La horrible cara del racismo

ARNALDO MUSA
musa.amp@granma.cip.cu

Palm Island es una pequeña comunidad de Townsville, en el estado australiano de Queensland. Allí, Cameron Doomage fue detenido por cantar en una calle. Una hora y media después estaba muerto en el calabozo. Más de 200 agentes tuvieron que ser enviados al lugar, para reprimir las manifestaciones contra lo que muchos consideraban asesinato.

Desmanes racistas en Sidney.

Esto fue en noviembre del 2004, pero desde entonces hechos similares han acaecido de una u otra manera en la desarrollada Australia. Sus víctimas, además de aborígenes, han sido en los últimos tiempos inmigrantes y sus descendientes de origen asiático y árabe, estos últimos los más atacados por los neonazis y otros educados en esa sociedad exclusivista.

Sydney y la generalmente tranquila Canberra, la capital, han sido escenarios desde diciembre pasado de esa violencia racista, calificada como la peor en las últimas décadas, incomparable aún con la ejercida contra los aborígenes desde que los ingleses pusieron pie en tierra australiana.

En Sidney todo se inició por una pelea entre adolescentes en la playa de Cronulla. Uno de los agredidos fue un niño de 14 años, salvavidas voluntario, quien solo tuvo lesiones menores, pero parte de la prensa local exacerbó los ánimos contra residentes libaneses de los alrededores, y las pasiones se desataron, sin que la policía hiciera mucho por detenerlas.

Mientras el primer ministro John Howard repetía una y otra vez que Australia no es un país racista, lo de Cronulla se repetía en otras partes del país, con protagonismo especial para jóvenes borrachos en las cacerías racistas con porras, banderas australianas y lemas nazis. Decenas de peatones resultaron heridos y mujeres musulmanas apaleadas.

Noventa días después del brote principal, aún se trata de "ajustar cuentas" a "las personas de apariencia próximo-oriental", según la terminología oficial, corroboró el periódico Sydney Morning News, el cual subraya que la meta de los racistas es "romper los huesos" de los inmigrantes.
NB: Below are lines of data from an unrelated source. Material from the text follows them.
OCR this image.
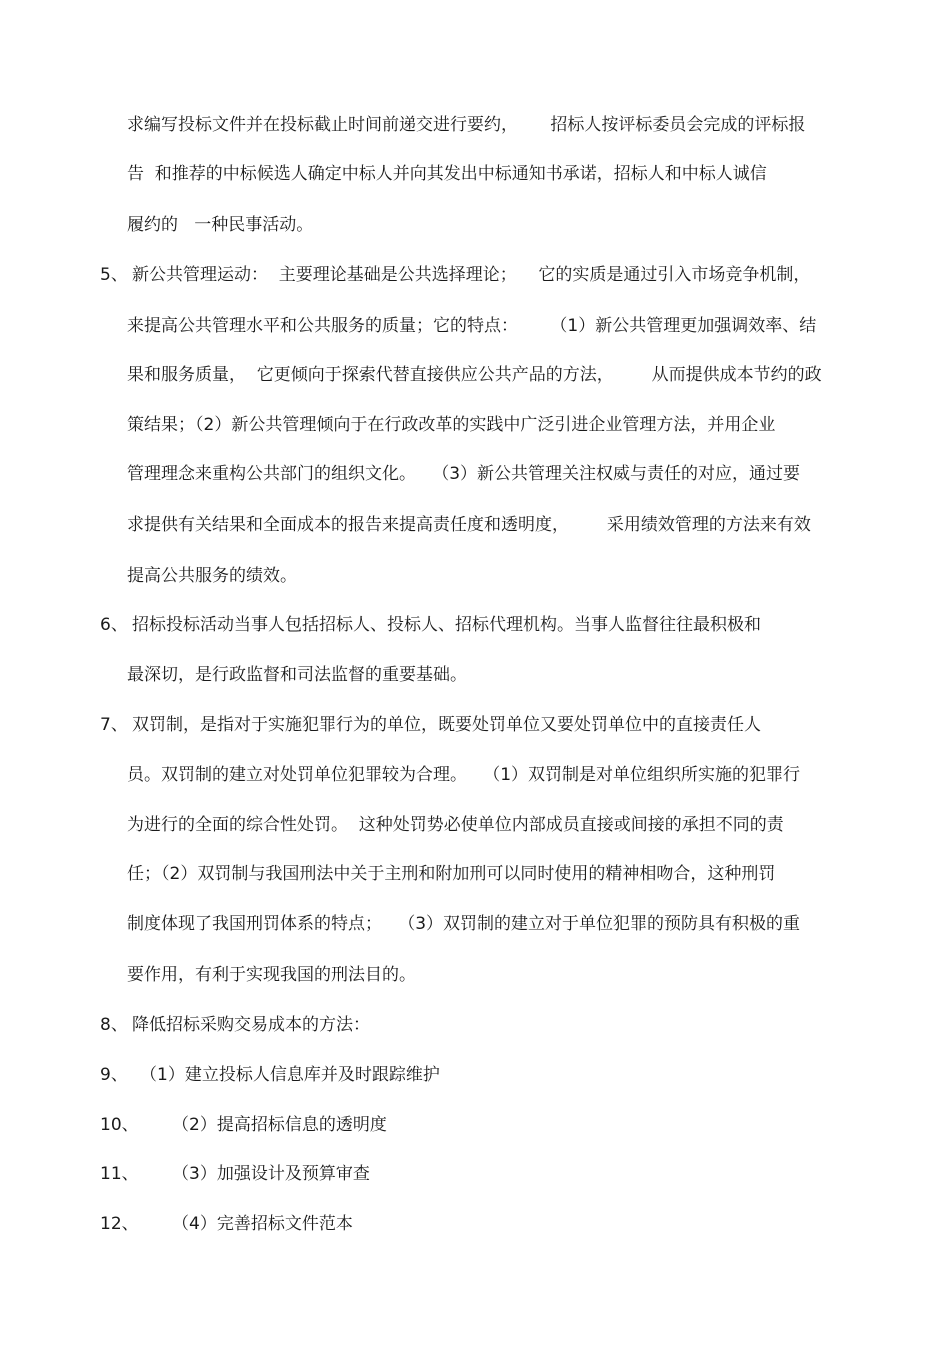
求编写投标文件并在投标截止时间前递交进行要约，      招标人按评标委员会完成的评标报
告  和推荐的中标候选人确定中标人并向其发出中标通知书承诺，招标人和中标人诚信
履约的   一种民事活动。
5、 新公共管理运动：  主要理论基础是公共选择理论；    它的实质是通过引入市场竞争机制，
来提高公共管理水平和公共服务的质量；它的特点：      （1）新公共管理更加强调效率、结
果和服务质量，  它更倾向于探索代替直接供应公共产品的方法，       从而提供成本节约的政
策结果；（2）新公共管理倾向于在行政改革的实践中广泛引进企业管理方法，并用企业
管理理念来重构公共部门的组织文化。   （3）新公共管理关注权威与责任的对应，通过要
求提供有关结果和全面成本的报告来提高责任度和透明度，       采用绩效管理的方法来有效
提高公共服务的绩效。
6、 招标投标活动当事人包括招标人、投标人、招标代理机构。当事人监督往往最积极和
最深切，是行政监督和司法监督的重要基础。
7、 双罚制，是指对于实施犯罪行为的单位，既要处罚单位又要处罚单位中的直接责任人
员。双罚制的建立对处罚单位犯罪较为合理。   （1）双罚制是对单位组织所实施的犯罪行
为进行的全面的综合性处罚。  这种处罚势必使单位内部成员直接或间接的承担不同的责
任；（2）双罚制与我国刑法中关于主刑和附加刑可以同时使用的精神相吻合，这种刑罚
制度体现了我国刑罚体系的特点；   （3）双罚制的建立对于单位犯罪的预防具有积极的重
要作用，有利于实现我国的刑法目的。
8、 降低招标采购交易成本的方法：
9、 （1）建立投标人信息库并及时跟踪维护
10、 （2）提高招标信息的透明度
11、 （3）加强设计及预算审查
12、 （4）完善招标文件范本
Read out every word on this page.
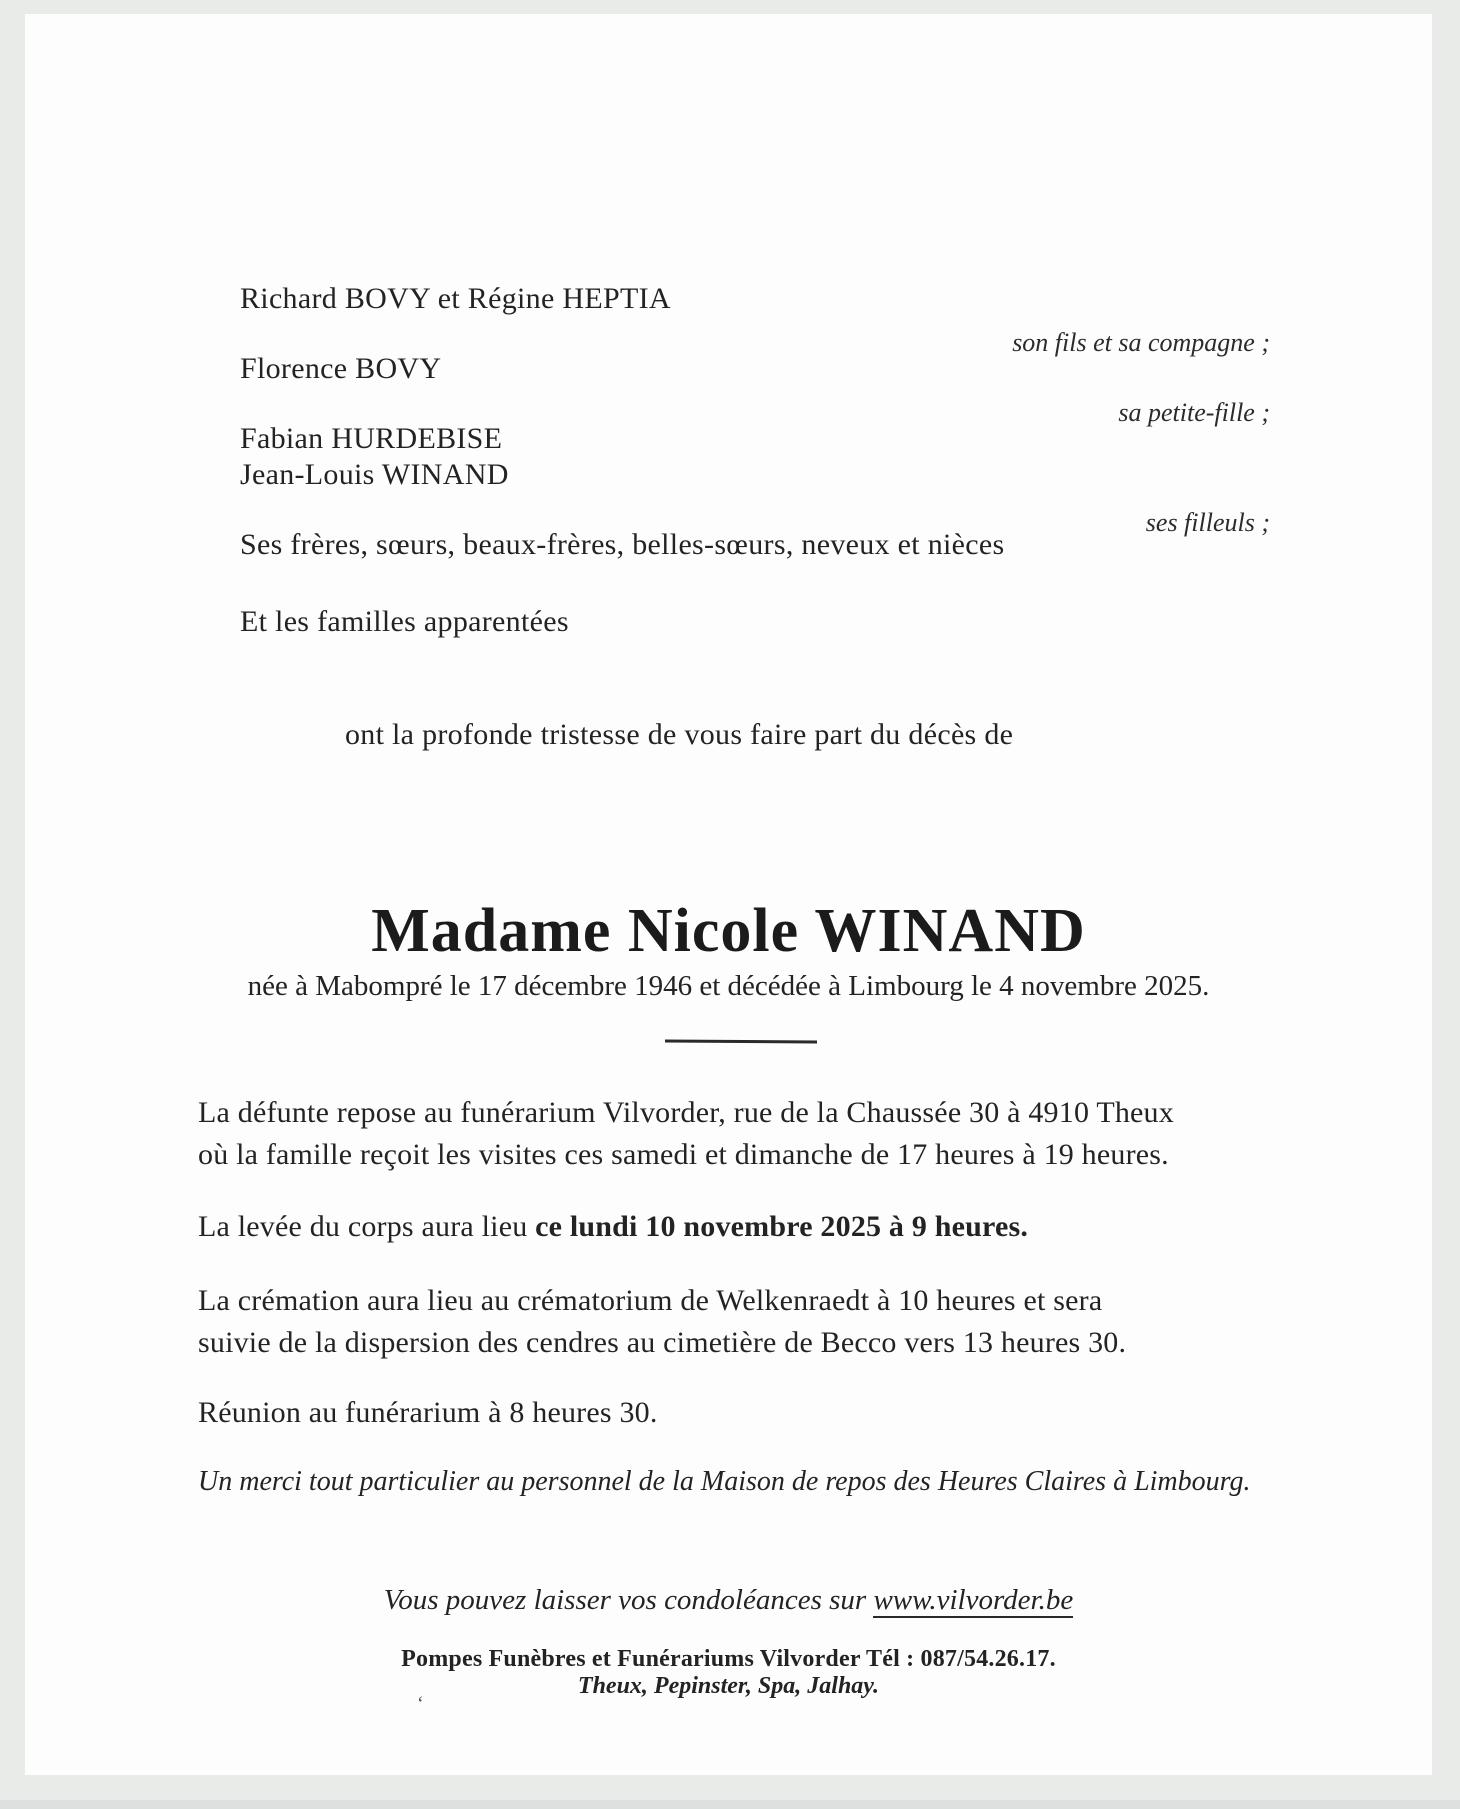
Richard BOVY et Régine HEPTIA
son fils et sa compagne ;
Florence BOVY
sa petite-fille ;
Fabian HURDEBISE
Jean-Louis WINAND
ses filleuls ;
Ses frères, sœurs, beaux-frères, belles-sœurs, neveux et nièces
Et les familles apparentées
ont la profonde tristesse de vous faire part du décès de
Madame Nicole WINAND
née à Mabompré le 17 décembre 1946 et décédée à Limbourg le 4 novembre 2025.
La défunte repose au funérarium Vilvorder, rue de la Chaussée 30 à 4910 Theux
où la famille reçoit les visites ces samedi et dimanche de 17 heures à 19 heures.
La levée du corps aura lieu ce lundi 10 novembre 2025 à 9 heures.
La crémation aura lieu au crématorium de Welkenraedt à 10 heures et sera
suivie de la dispersion des cendres au cimetière de Becco vers 13 heures 30.
Réunion au funérarium à 8 heures 30.
Un merci tout particulier au personnel de la Maison de repos des Heures Claires à Limbourg.
Vous pouvez laisser vos condoléances sur www.vilvorder.be
Pompes Funèbres et Funérariums Vilvorder Tél : 087/54.26.17.
Theux, Pepinster, Spa, Jalhay.
‘
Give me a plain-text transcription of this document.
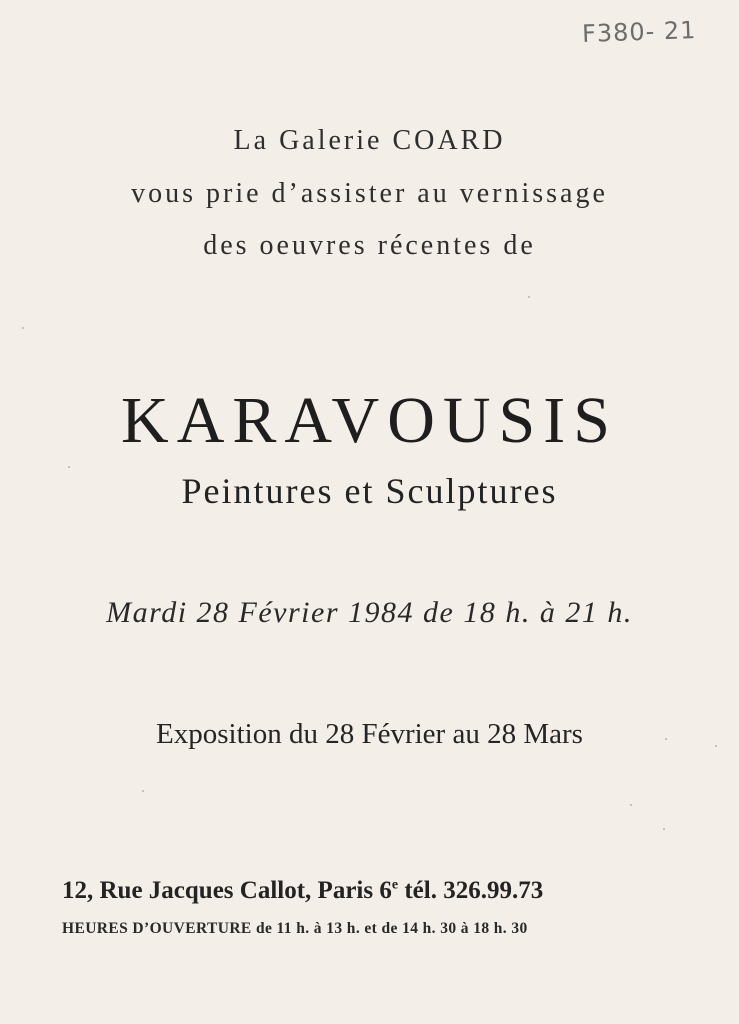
F380- 21
La Galerie COARD
vous prie d’assister au vernissage
des oeuvres récentes de
KARAVOUSIS
Peintures et Sculptures
Mardi 28 Février 1984 de 18 h. à 21 h.
Exposition du 28 Février au 28 Mars
12, Rue Jacques Callot, Paris 6e tél. 326.99.73
HEURES D’OUVERTURE de 11 h. à 13 h. et de 14 h. 30 à 18 h. 30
La violencia estalló justo cuando Canberra reforzó su arsenal legislativo contra el terrorismo. Las fuerzas de seguridad pueden mantener detenidos a los sospechosos durante varias semanas, sin que medie inculpación, y están autorizadas a disparar a matar en determinadas circunstancias. Bajo este clima se han encarcelado a australianos que se oponen a la participación de su país en la agresión a Iraq.

NADA QUE ENVIDIAR

El gobernador del estado de Nueva Gales del Sur, Morris Iemma, declaró que la violencia era "la horrible cara del racismo en Australia", y sostuvo que, a despecho de lo que dice Howard, sí existe un racismo subyacente en la isla-continente.

Siempre se ha señalado justamente a Estados Unidos como el clásico modelo del racismo, después de haber sido eliminado el apartheid de Sudáfrica, pero en este triste libro Australia tiene un capítulo propio.

Durante muchos años, los gobiernos de esa nación han adoptado una política de alianza con Estados Unidos, y en ese sentido han basado su estrategia en el Pacífico, hasta el punto de que mientras el mundo cuestiona el unilateralismo norteamericano y su estrategia de golpe de antemano, Australia expresó que compartía esa misma posición. Ese sentido de ubicarse como una nación occidental, le granjeó las antipatías de las vecinas naciones asiáticas musulmanas y exacerbó el racismo.

Un país de inmigrados europeos ha visto una creciente entrada asiática, lo que hace que tal coexistencia y convergencia se convierta en un gran problema social.

Para comprobarse que el racismo de viejo cuño sigue existiendo en Australia, no hay más que ver los desmanes casi impunes contra la población autóctona y los inmigrantes en general. La afirmación del Gobierno de que combate el racismo y estimula la cooperación multilateral está aún por ver en la práctica.